Until the mid-1990s, there wasn't much to be gained by rushing the 880-mile border with China. With borders sealed and news of the outside world scarce, few ordinary North Koreans escaped. But when a crippling famine struck and a sudden Chinese prosperity beckoned, the trickle of refugees swelled to nearly half a million, its path smoothed by a relaxation of restrictive internal policies. Freedom, religious or otherwise, never entered their political vocabulary. Most fled simply out of hunger.
Since the Korean War, fewer than 25,000 refugees have reached safety in South Korea. Yet North Korea receives less international attention than other failed states (notwithstanding accounts like this year's Escape from Camp 14: One Man's Remarkable Odyssey from North Korea to Freedom in the West). It does not have the status of an "Asian Darfur." Nor is the degradation of its people widely understood, even among South Koreans or Korean Americans. Culpability for this apathy and ignorance, argues Kirkpatrick, belongs at least partly to South Korean presidents Kim Dae-jung and Roh Moo-hyun, whose "Sunshine" policy (1998-2008) muted official criticisms of the Pyongyang regime in an effort to build good will. Activists and aid workers now call this period the "Lost Decade."
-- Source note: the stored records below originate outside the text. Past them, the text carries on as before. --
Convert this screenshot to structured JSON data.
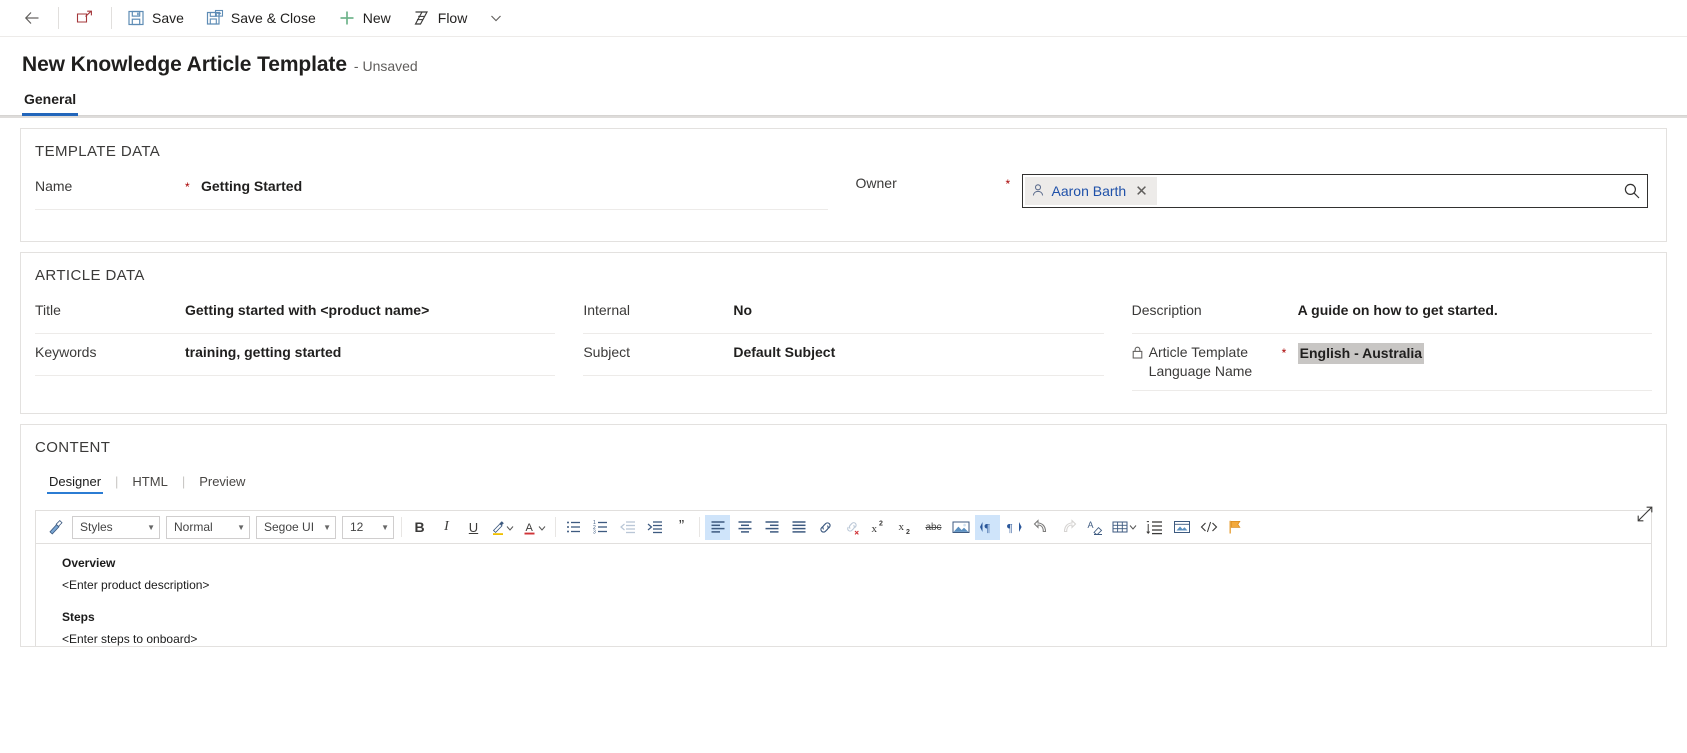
{
  "commandbar": {
    "back_label": "",
    "popout_label": "",
    "items": [
      {
        "icon": "save-icon",
        "label": "Save"
      },
      {
        "icon": "save-and-close-icon",
        "label": "Save & Close"
      },
      {
        "icon": "new-plus-icon",
        "label": "New"
      },
      {
        "icon": "flow-icon",
        "label": "Flow"
      }
    ],
    "overflow_caret": "⌄"
  },
  "header": {
    "title": "New Knowledge Article Template",
    "subtitle": "- Unsaved"
  },
  "tabs": [
    {
      "label": "General",
      "active": true
    }
  ],
  "template_data": {
    "section_title": "TEMPLATE DATA",
    "name": {
      "label": "Name",
      "required": "*",
      "value": "Getting Started"
    },
    "owner": {
      "label": "Owner",
      "required": "*",
      "chip_name": "Aaron Barth",
      "chip_icon": "person-icon",
      "remove_icon": "close-icon",
      "search_icon": "search-icon",
      "focused": true
    }
  },
  "article_data": {
    "section_title": "ARTICLE DATA",
    "left": [
      {
        "label": "Title",
        "value": "Getting started with <product name>",
        "required": ""
      },
      {
        "label": "Keywords",
        "value": "training, getting started",
        "required": ""
      }
    ],
    "middle": [
      {
        "label": "Internal",
        "value": "No",
        "required": ""
      },
      {
        "label": "Subject",
        "value": "Default Subject",
        "required": ""
      }
    ],
    "right": [
      {
        "label": "Description",
        "value": "A guide on how to get started.",
        "required": "",
        "locked": false,
        "selected": false
      },
      {
        "label": "Article Template Language Name",
        "value": "English - Australia",
        "required": "*",
        "locked": true,
        "lock_icon": "lock-icon",
        "selected": true
      }
    ]
  },
  "content": {
    "section_title": "CONTENT",
    "editor_tabs": [
      {
        "label": "Designer",
        "active": true
      },
      {
        "label": "HTML",
        "active": false
      },
      {
        "label": "Preview",
        "active": false
      }
    ],
    "tab_separator": "|",
    "expand_icon": "expand-diagonal-icon",
    "toolbar": {
      "format_painter_icon": "format-painter-icon",
      "selects": [
        {
          "name": "styles-select",
          "value": "Styles"
        },
        {
          "name": "paragraph-format-select",
          "value": "Normal"
        },
        {
          "name": "font-family-select",
          "value": "Segoe UI"
        },
        {
          "name": "font-size-select",
          "value": "12"
        }
      ],
      "buttons": [
        {
          "icon": "bold-icon",
          "glyph": "B",
          "active": false
        },
        {
          "icon": "italic-icon",
          "glyph": "I",
          "active": false
        },
        {
          "icon": "underline-icon",
          "glyph": "U",
          "active": false
        },
        {
          "icon": "text-highlight-color-icon",
          "glyph": "",
          "active": false
        },
        {
          "icon": "font-color-icon",
          "glyph": "A",
          "active": false
        },
        {
          "icon": "bulleted-list-icon",
          "glyph": "",
          "active": false
        },
        {
          "icon": "numbered-list-icon",
          "glyph": "",
          "active": false
        },
        {
          "icon": "decrease-indent-icon",
          "glyph": "",
          "active": false
        },
        {
          "icon": "increase-indent-icon",
          "glyph": "",
          "active": false
        },
        {
          "icon": "block-quote-icon",
          "glyph": "”",
          "active": false
        },
        {
          "icon": "align-left-icon",
          "glyph": "",
          "active": true
        },
        {
          "icon": "align-center-icon",
          "glyph": "",
          "active": false
        },
        {
          "icon": "align-right-icon",
          "glyph": "",
          "active": false
        },
        {
          "icon": "insert-link-icon",
          "glyph": "",
          "active": false
        },
        {
          "icon": "remove-link-icon",
          "glyph": "",
          "active": false
        },
        {
          "icon": "superscript-icon",
          "glyph": "",
          "active": false
        },
        {
          "icon": "subscript-icon",
          "glyph": "",
          "active": false
        },
        {
          "icon": "strikethrough-icon",
          "glyph": "abc",
          "active": false
        },
        {
          "icon": "insert-image-icon",
          "glyph": "",
          "active": false
        },
        {
          "icon": "ltr-direction-icon",
          "glyph": "",
          "active": true
        },
        {
          "icon": "rtl-direction-icon",
          "glyph": "",
          "active": false
        },
        {
          "icon": "undo-icon",
          "glyph": "",
          "active": false
        },
        {
          "icon": "redo-icon",
          "glyph": "",
          "active": false
        },
        {
          "icon": "clear-formatting-icon",
          "glyph": "",
          "active": false
        },
        {
          "icon": "table-icon",
          "glyph": "",
          "active": false
        },
        {
          "icon": "line-spacing-icon",
          "glyph": "",
          "active": false
        },
        {
          "icon": "insert-page-break-icon",
          "glyph": "",
          "active": false
        },
        {
          "icon": "source-code-icon",
          "glyph": "",
          "active": false
        },
        {
          "icon": "flag-icon",
          "glyph": "",
          "active": false
        }
      ]
    },
    "document": [
      {
        "type": "heading",
        "text": "Overview"
      },
      {
        "type": "paragraph",
        "text": "<Enter product description>"
      },
      {
        "type": "heading",
        "text": "Steps"
      },
      {
        "type": "paragraph",
        "text": "<Enter steps to onboard>"
      }
    ]
  },
  "colors": {
    "accent": "#2266bb",
    "required_asterisk": "#a80000",
    "chip_text": "#1f51a9",
    "selection_highlight": "#c8c6c4",
    "toolbar_active": "#cfe4fa",
    "save_icon": "#5e8cb5",
    "new_icon": "#6eb48a"
  }
}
Chinese intransigence makes the situation still worse. In contravention of international law, it remains official Chinese policy to hand North Korean refugees back to North Korea, where they face torture, incarceration, and possibly death. International options remain limited so long as China sustains its support for what, even by its own estimates, is an increasingly unstable and erratic government. Chinese interest is in stability. An Arab Spring in North Korea could unleash a flood of refugees and a civil war into which it would almost inevitably be drawn.
China, then, prefers Pyongyang's instability and brutality to the unknown consequences of collapse. Thus is the Jerusalem of the East condemned to swelter under a largely invisible repression, its citizen-prisoners denied religious, economic, and associative freedoms.
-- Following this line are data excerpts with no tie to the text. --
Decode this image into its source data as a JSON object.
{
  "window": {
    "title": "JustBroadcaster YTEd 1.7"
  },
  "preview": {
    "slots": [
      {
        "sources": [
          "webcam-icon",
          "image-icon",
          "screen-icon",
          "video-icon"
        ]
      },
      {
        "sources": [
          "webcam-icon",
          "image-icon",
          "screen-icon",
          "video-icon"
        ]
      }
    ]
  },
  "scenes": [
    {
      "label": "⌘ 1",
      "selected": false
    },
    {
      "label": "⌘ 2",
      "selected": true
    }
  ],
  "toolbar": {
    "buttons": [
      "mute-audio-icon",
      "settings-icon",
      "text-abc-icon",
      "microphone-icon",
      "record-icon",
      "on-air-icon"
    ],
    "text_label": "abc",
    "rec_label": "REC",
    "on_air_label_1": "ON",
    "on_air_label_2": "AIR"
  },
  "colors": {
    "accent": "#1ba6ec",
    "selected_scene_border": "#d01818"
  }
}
Escape from North Korea reaches us at a timely moment, marked by rising awareness of the regime's atrocities. For students of the Korean Peninsula, who know well the grim statistics, here is a rare book that puts human faces on the numbers, a lamentation over policies and duplicities that have haunted a people terribly divided.
Kirkpatrick, however, seems to write mostly for an American audience. It is Americans, and American Christians especially, who have begun and must continue to answer the call of their North Korean brothers and sisters. And the American state, weakened though it may be, still stands as one of the best hopes of those oppressed above the 38th parallel, where there remains—too often overlooked—a Jerusalem lost, pleading to be found.
Robert Joustra, an editor with Comment magazine, lectures in international studies at Redeemer University College in Ontario.